Statistical analysis of ProtRepeatsDB is in agreement with the earlier observation that the percentage of perfect repeat containing repeat proteins is higher in eukaryotes than in prokaryotes and archeals (Figure 3a). Our analysis indicates that hetero repeat proteins also follow a similar trend, although, homo repeats are a predominant feature of the eukaryotic genomes (Figure 3a). Similarly, the PROSITE profiles representing repeats are mainly found in eukaryotes. The high percentage of mismatch repeats amongst all super kingdoms indicates duplication events during evolution.

Figure 3
figure 3

Comparative distribution of different types of repeat proteins in ProtRepeatsDB. (a) The percentage of repeat proteins in three super kingdoms containing perfect repeats (including hetero and homo repeats), perfect hetero repeats, perfect homo repeats, mismatch repeats and repeats with PROSITE repeat profiles. (b) The percentage of different types of perfect repeat proteins in few eukaryotic genomes in ProtRepeatsDB. (c) The percentage of different types of perfect repeat proteins in few prokaryotic genomes. (d) The percentage of different types of perfect repeat proteins in few archeal genomes. Note: figures b-d: The organisms with 6 highest and 6 lowest repeat protein percentages are shown here.

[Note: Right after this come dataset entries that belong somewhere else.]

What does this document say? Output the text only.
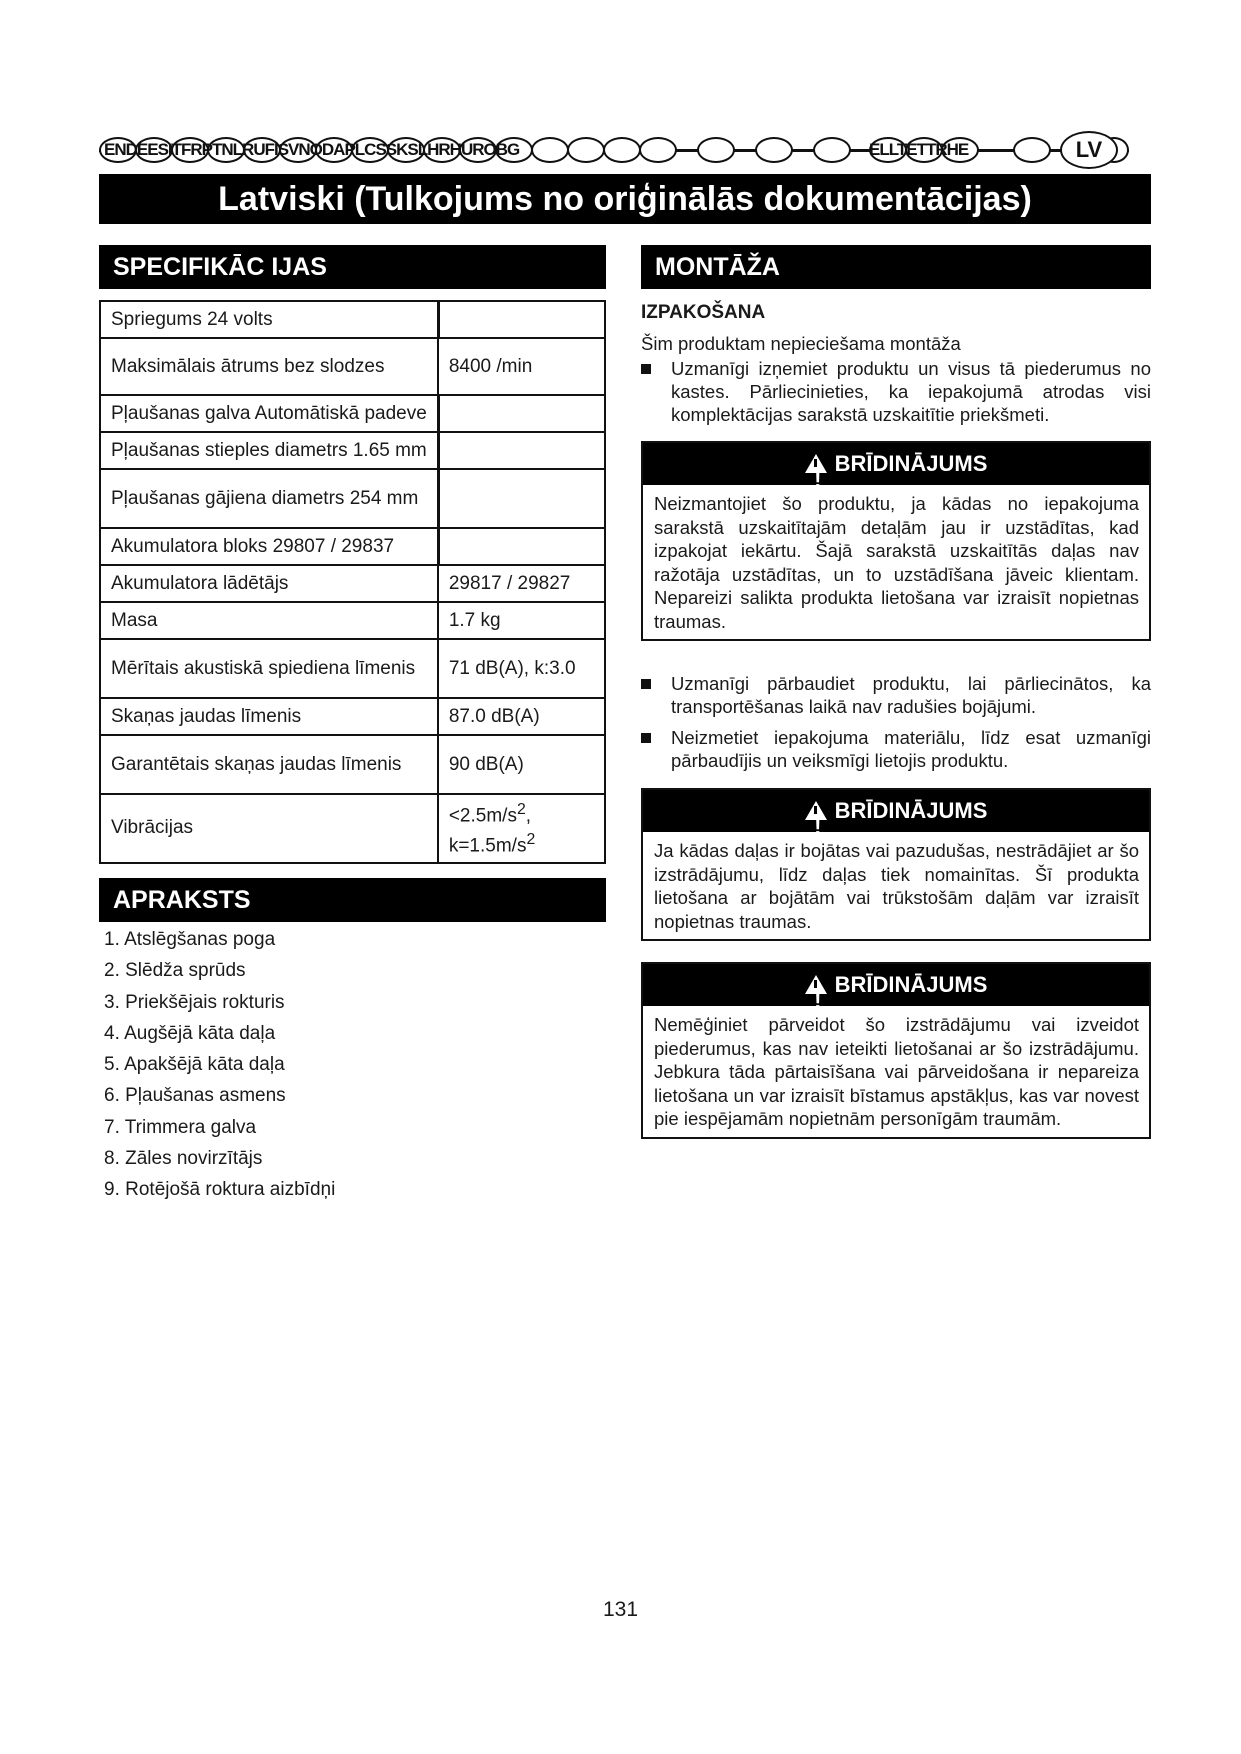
ENDEESITFRPTNLRUFISVNODAPLCSSKSLHRHUROBG	ELLTETTRHE	LV
Latviski (Tulkojums no oriģinālās dokumentācijas)
SPECIFIKĀC IJAS
Spriegums 24 volts

Maksimālais ātrums bez slodzes	8400 /min
Pļaušanas galva Automātiskā padeve

Pļaušanas stieples diametrs 1.65 mm

Pļaušanas gājiena diametrs 254 mm

Akumulatora bloks 29807 / 29837

Akumulatora lādētājs	29817 / 29827
Masa	1.7 kg
Mērītais akustiskā spiediena līmenis	71 dB(A), k:3.0
Skaņas jaudas līmenis	87.0 dB(A)
Garantētais skaņas jaudas līmenis	90 dB(A)
Vibrācijas	$<2.5m/s^2$, $k=1.5m/s^2$
APRAKSTS
1. Atslēgšanas poga
2. Slēdža sprūds
3. Priekšējais rokturis
4. Augšējā kāta daļa
5. Apakšējā kāta daļa
6. Pļaušanas asmens
7. Trimmera galva
8. Zāles novirzītājs
9. Rotējošā roktura aizbīdņi
MONTĀŽA
IZPAKOŠANA
Šim produktam nepieciešama montāža
Uzmanīgi izņemiet produktu un visus tā piederumus no kastes. Pārliecinieties, ka iepakojumā atrodas visi komplektācijas sarakstā uzskaitītie priekšmeti.
!
BRĪDINĀJUMS
Neizmantojiet šo produktu, ja kādas no iepakojuma sarakstā uzskaitītajām detaļām jau ir uzstādītas, kad izpakojat iekārtu. Šajā sarakstā uzskaitītās daļas nav ražotāja uzstādītas, un to uzstādīšana jāveic klientam. Nepareizi salikta produkta lietošana var izraisīt nopietnas traumas.
Uzmanīgi pārbaudiet produktu, lai pārliecinātos, ka transportēšanas laikā nav radušies bojājumi.
Neizmetiet iepakojuma materiālu, līdz esat uzmanīgi pārbaudījis un veiksmīgi lietojis produktu.
!
BRĪDINĀJUMS
Ja kādas daļas ir bojātas vai pazudušas, nestrādājiet ar šo izstrādājumu, līdz daļas tiek nomainītas. Šī produkta lietošana ar bojātām vai trūkstošām daļām var izraisīt nopietnas traumas.
!
BRĪDINĀJUMS
Nemēģiniet pārveidot šo izstrādājumu vai izveidot piederumus, kas nav ieteikti lietošanai ar šo izstrādājumu. Jebkura tāda pārtaisīšana vai pārveidošana ir nepareiza lietošana un var izraisīt bīstamus apstākļus, kas var novest pie iespējamām nopietnām personīgām traumām.
131
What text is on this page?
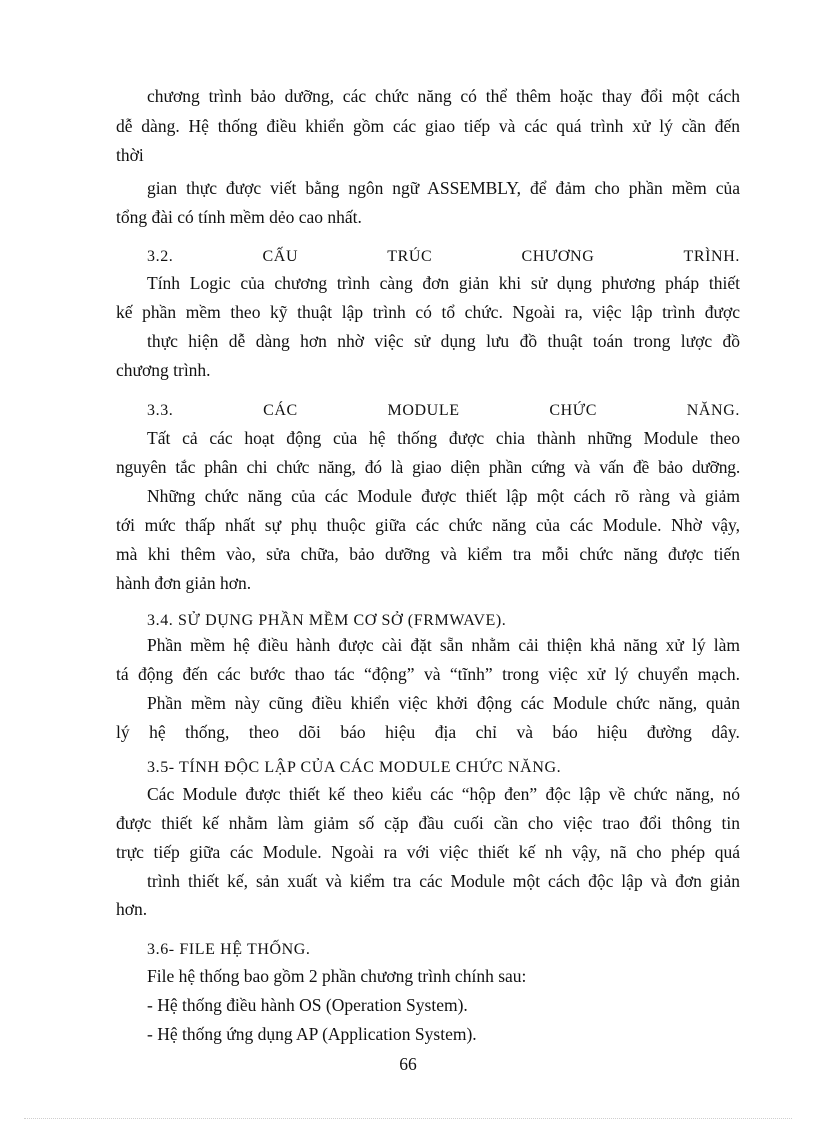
chương trình bảo dưỡng, các chức năng có thể thêm hoặc thay đổi một cách
dễ dàng. Hệ thống điều khiển gồm các giao tiếp và các quá trình xử lý cần đến
thời
gian thực được viết bằng ngôn ngữ ASSEMBLY, để đảm cho phần mềm của
tổng đài có tính mềm dẻo cao nhất.
3.2.	CẤU	TRÚC	CHƯƠNG	TRÌNH.
Tính Logic của chương trình càng đơn giản khi sử dụng phương pháp thiết
kế phần mềm theo kỹ thuật lập trình có tổ chức. Ngoài ra, việc lập trình được
thực hiện dễ dàng hơn nhờ việc sử dụng lưu đồ thuật toán trong lược đồ
chương trình.
3.3.	CÁC	MODULE	CHỨC	NĂNG.
Tất cả các hoạt động của hệ thống được chia thành những Module theo
nguyên tắc phân chi chức năng, đó là giao diện phần cứng và vấn đề bảo dưỡng.
Những chức năng của các Module được thiết lập một cách rõ ràng và giảm
tới mức thấp nhất sự phụ thuộc giữa các chức năng của các Module. Nhờ vậy,
mà khi thêm vào, sửa chữa, bảo dưỡng và kiểm tra mỗi chức năng được tiến
hành đơn giản hơn.
3.4. SỬ DỤNG PHẦN MỀM CƠ SỞ (FRMWAVE).
Phần mềm hệ điều hành được cài đặt sẵn nhằm cải thiện khả năng xử lý làm
tá động đến các bước thao tác “động” và “tĩnh” trong việc xử lý chuyển mạch.
Phần mềm này cũng điều khiển việc khởi động các Module chức năng, quản
lý hệ thống, theo dõi báo hiệu địa chỉ và báo hiệu đường dây.
3.5- TÍNH ĐỘC LẬP CỦA CÁC MODULE CHỨC NĂNG.
Các Module được thiết kế theo kiểu các “hộp đen” độc lập về chức năng, nó
được thiết kế nhằm làm giảm số cặp đầu cuối cần cho việc trao đổi thông tin
trực tiếp giữa các Module. Ngoài ra với việc thiết kế nh vậy, nã cho phép quá
trình thiết kế, sản xuất và kiểm tra các Module một cách độc lập và đơn giản
hơn.
3.6- FILE HỆ THỐNG.
File hệ thống bao gồm 2 phần chương trình chính sau:
- Hệ thống điều hành OS (Operation System).
- Hệ thống ứng dụng AP (Application System).
66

Figure 3b–d, is a graphical representation of perfect repeats in representative proteomes. Figure 3b gives the distribution of repeat proteins in the eukaryotes, which indicates that P. falciparum has an unusual distribution of repeats in comparison with other eukaryotes; it is the only organism with more than 50% of its proteome constituted by proteins containing different kinds of repeats. Since one of the important role of repeat proteins is believed to be in immune evasion by the parasites, we investigated the nature of repeats in immuno dominant proteins in P. falciparum, and we found that the parasite antigens are not only rich in homo repeats, several of these proteins are also marked by abundance of hetero repeats. We also found that twenty one antigens of the parasite also have hetero repeats of size ten or greater. Noticeably, most of these hetero repeat regions are rich in charged or polar amino acids, which are known to play important role in antigen-antibody or antigen-carrier protein interactions. There are several such examples, including that of the S-antigen in P. falciparum, which is characterized by the presence of two similar repeats of sixty nine residues each, forming the coiled and surface exposed regions of the proteins. Similarly, other plasmodium antigens such as the LSA (liver stage antigen), antigen 332, MESA (mature-parasite- infected erythrocyte surface antigen) or PfEMP2 (P. falciparum erythrocyte membrane protein 2) and FIRA (interspersed repeat antigen) also have large inserts of hetero repeats. MESA and ring-infected erythrocyte antigen are surface exposed antigens rich in glutamic acid and lysine residues. Some of these antigens are also being developed as vaccines [43].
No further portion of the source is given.